Chuck Magro, chief executive of Saskatoon-based Nutrien Ltd., remained quiet on Thursday after the Australian-based mining giant BHP Billiton Ltd. disclosed its latest plans to build a giant potash mine in his company’s backyard.
BHP announced it would commit an additional US$345 million, on top of roughly $3 billion already spent, to de-risk Jansen, a proposed potash mine east of Saskatoon that could upend the market; and it gave itself until February 2021 to make a final decision on the estimated US$5.3 billion to US$5.7 billion project. If it moves forward, the multi-phase project could cost as much as US$17 billion.
If constructed, Jansen would add about 4.4 million tonnes of potash per year, roughly 7 per cent of the current market, and potentially enough to drive down potash prices and deal a blow to Nutrien, the largest producer in the world. The Saskatoon-based firm’s stock price fell just under a per cent to $64.64 on the Toronto Stock Exchange.
Magro declined to comment, but questions about Jansen have dogged him for months if not years.
“I will tell you this, every time that a company has tried to build greenfield potash mines around the world, it has been a very difficult project to create long-term shareholder value,” Magro said in May at the BMO Farm to Market Conference in New York.
In July, Susan Jones, then head of Nutrien’s potash segment, echoed that pessimism, saying on an earnings call that potash prices “need to be significantly higher” to justify building Jansen.
Magro also said his company was committed to producing 5 million tons of potash per year regardless. Potash constitutes its largest business segment in 2018, accounting for 37 per cent of adjusted cash flows, or about $1.6 billion.
Magro’s job may ultimately hang in the balance of what BHP decides. Earlier this month, BMO Capital Markets’ analyst Joel Jackson suggested a price decline of $100 per ton could “threaten the viability of many incumbent mines as well as C-suite jobs.”
The Southeast Asian standard benchmark for potash stood at around US$290 per tonne this month, with prices having fallen by nearly half in the past decade.
Now, analysts are predicting producers may flood the market with potash to lower prices — a double-edged sword that could deter BHP, but also hurt earnings.
“We suspect producers are now trying to ‘scare’ BHP that if Jansen is approved, current mines will run full out and drive prices lower,” Jackson wrote in an Oct. 2 note. “However, BHP may call this bluff considering producers have made room” for other projects.

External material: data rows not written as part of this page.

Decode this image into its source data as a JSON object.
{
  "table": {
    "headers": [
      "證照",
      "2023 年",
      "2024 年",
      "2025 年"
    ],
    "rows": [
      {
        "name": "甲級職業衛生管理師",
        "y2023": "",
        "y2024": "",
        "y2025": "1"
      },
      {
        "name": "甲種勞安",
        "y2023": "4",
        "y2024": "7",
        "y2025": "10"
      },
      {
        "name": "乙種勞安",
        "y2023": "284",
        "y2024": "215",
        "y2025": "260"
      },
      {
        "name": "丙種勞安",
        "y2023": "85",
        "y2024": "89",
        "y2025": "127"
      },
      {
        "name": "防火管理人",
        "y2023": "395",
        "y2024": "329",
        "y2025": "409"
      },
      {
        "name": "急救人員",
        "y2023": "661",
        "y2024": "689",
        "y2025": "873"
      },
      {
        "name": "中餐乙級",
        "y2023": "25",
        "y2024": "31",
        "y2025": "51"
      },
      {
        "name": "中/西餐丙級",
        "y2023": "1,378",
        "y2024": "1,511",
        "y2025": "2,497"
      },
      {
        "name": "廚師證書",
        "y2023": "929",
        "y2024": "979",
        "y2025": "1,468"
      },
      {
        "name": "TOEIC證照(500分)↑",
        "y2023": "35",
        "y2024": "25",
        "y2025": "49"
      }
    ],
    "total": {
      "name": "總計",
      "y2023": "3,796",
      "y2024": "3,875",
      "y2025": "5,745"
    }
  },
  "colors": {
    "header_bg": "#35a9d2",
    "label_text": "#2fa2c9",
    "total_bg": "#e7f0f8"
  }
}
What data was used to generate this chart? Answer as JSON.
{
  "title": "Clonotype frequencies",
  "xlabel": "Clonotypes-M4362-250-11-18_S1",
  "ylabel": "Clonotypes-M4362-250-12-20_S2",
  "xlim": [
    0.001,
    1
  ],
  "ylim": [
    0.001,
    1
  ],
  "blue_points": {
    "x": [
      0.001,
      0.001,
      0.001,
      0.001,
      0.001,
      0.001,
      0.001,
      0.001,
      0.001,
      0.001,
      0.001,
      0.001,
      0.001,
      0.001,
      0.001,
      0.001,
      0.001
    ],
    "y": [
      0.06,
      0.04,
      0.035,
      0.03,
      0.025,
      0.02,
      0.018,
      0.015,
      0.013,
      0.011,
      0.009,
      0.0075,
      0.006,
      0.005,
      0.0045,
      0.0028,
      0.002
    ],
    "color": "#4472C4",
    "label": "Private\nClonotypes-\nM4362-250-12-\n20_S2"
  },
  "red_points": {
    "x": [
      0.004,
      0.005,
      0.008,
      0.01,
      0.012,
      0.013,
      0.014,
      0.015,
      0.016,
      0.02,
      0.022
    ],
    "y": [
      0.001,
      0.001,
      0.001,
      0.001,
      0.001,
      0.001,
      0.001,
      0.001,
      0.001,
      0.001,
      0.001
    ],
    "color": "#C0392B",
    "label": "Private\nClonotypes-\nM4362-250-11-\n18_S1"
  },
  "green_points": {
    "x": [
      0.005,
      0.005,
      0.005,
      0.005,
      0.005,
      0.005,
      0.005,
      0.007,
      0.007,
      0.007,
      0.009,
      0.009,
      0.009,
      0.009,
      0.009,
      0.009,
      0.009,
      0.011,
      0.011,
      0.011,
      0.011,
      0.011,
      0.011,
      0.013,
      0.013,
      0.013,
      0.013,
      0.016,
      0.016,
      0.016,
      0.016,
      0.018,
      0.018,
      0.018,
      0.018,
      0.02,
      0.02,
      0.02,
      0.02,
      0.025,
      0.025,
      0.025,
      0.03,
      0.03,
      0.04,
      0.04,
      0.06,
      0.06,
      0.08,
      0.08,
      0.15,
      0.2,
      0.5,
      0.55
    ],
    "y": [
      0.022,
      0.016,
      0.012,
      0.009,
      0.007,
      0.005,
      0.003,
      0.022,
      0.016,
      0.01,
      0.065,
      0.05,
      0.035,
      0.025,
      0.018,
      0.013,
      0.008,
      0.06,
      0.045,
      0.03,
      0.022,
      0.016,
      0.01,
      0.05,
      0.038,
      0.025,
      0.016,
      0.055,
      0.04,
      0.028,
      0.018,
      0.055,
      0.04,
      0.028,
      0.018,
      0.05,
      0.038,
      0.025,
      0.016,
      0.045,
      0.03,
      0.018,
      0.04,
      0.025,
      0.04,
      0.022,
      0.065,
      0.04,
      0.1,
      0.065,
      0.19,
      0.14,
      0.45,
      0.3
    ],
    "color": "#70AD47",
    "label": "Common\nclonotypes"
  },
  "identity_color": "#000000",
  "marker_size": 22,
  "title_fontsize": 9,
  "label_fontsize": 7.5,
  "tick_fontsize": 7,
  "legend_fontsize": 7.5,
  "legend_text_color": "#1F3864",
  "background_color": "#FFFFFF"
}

Last month, however, Nutrien declared a ‘slowdown’ in the potash market, and announced a temporary shutdown of three mines in Saskatchewan, affecting 700 workers.
BHP has in the past mined potash in Ethiopia and long eyed Canada’s Prairies. In 2010, it placed a $38.6 billion hostile bid for the Potash Corp. of Saskatchewan, but withdrew in the face of federal government opposition. Ultimately, Potash Corp. and Agrium Inc. merged in 2018 to create Nutrien with a $28 billion market capitalization.
Today, BHP is known as an iron ore miner that also produces copper, coal and petroleum. With a US$121-billion market capitalization, it is one of the largest mining companies in the world, and has faced pressure to improve its environmental record, including from activists who showed up at its annual meeting in London on Thursday.
BHP’s stock fell 3.27 per cent to AUS$34.86 on the Australian Stock Exchange.
Andrew MacKenzie, chief executive of BHP, has said entering the potash market would improve the company’s environmental profile, and characterized it as a “100-year” strategy.
“As well as offering diversification away from fossil fuels, it also offers diversification again away from over dependence on China,” MacKenzie said on an earnings call in February.
BHP describes Jansen as 82 per cent complete, with shafts already excavated, even though many analysts say the mine won’t begin producing before the end of 2024.
Alexis Maxwell, research director with Bloomberg’s Green Markets, has also predicted that potash producers may ramp up production to deter BHP from constructing Jansen.
“The biggest threat to the potash long term outlook is the decision from BHP with their Jansen mine up in Northern Canada,” she said at a conference in April. “Now, this mine is expected.”